If you’re a new parent, the question of when to start feeding solids to your baby can be a deterrent. Well-meaning family members and friends have their own beliefs about eating solids and may force you to accept their opinions.
For example, some families advocate that solids can calm fussy babies, but this notion can lead to introducing them too early. If your baby seems to want solids, you may be eager to start them, but unsure if it’s safe to do so.
Let’s see what this study has to say about when to start feeding your baby solids, including baby food.
The American Academy of Pediatrics’ position
Eating solid foods before infants are 4 months old increases the risk of weight gain and obesity, both in infancy and early childhood.
The American Academy of Pediatrics Association advocates waiting until babies are at least 6 months old to feed solid foods, and never feeding solid foods when babies are 4 months old.
In 2011, a study published in Pediatrics (the journal of the American Academy of Pediatrics) specifically investigated the possible relationship between the timing of solid food introduction and the risk of childhood obesity
The researchers looked at how solid foods affected obesity rates in preschool-aged children.
The findings showed that among infants who were never breastfed (or who stopped breastfeeding before 4 months of age), introducing solid foods before 4 months of age was associated with a 6-fold increase in the odds of being obese by age 3.
In the past, experts believed that formula-fed infants experienced “rapid early growth” (formula-fed infants were more likely to gain weight at the beginning than breastfed infants). However, a 2011 study found that rapid early growth did not explain the increased risk of obesity in preschoolers.
Should breastfed infants start solid foods earlier?
Interestingly, the 2011 study also found that for breastfed infants, the timing of solid food introduction was not associated with an increased risk of obesity.
There was little difference in obesity rates among breastfed infants who were introduced to solid foods before 4 months of age, 4 to 5 months of age, and 6 months of age or later.
Obesity rates for breastfed infants seem to be similar, but does this mean that breastfeeding mothers should feel confident that they can start solids as soon as possible? Not exactly.

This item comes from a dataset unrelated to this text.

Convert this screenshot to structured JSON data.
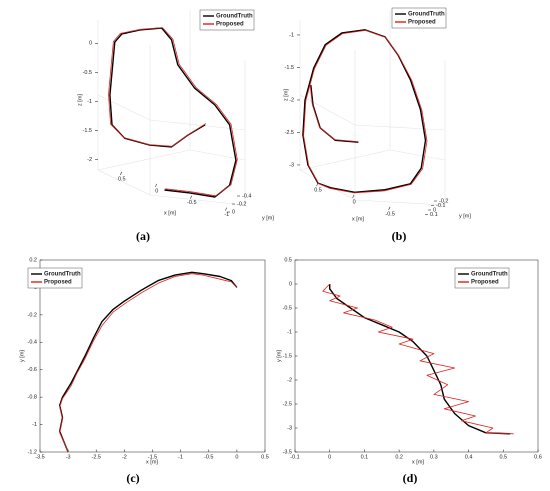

Keep in mind that this study only considered one health risk: obesity. Although there was no substantial link between the timing of solid foods for breastfed infants and their risk of preschool obesity, the study still urges parents to adhere to the AAP’s recommended timing for starting solid foodsーーat approximately 6 months of age
When to start solids
Ultimately, your baby’s age and a conversation with your pediatrician should determine when you incorporate solid foods, including baby food, into your baby’s diet.
You may notice signs that your baby is ready or almost ready for solids, such as strong head and neck control and the ability to sit up independently. However, these indicators are not a substitute for a discussion with your infant’s doctor.3
When parents start their children on solids, they often encounter a new set of questions, such as whether to start with baby cereal, what foods they should give their children (and when), and whether they should give them juice.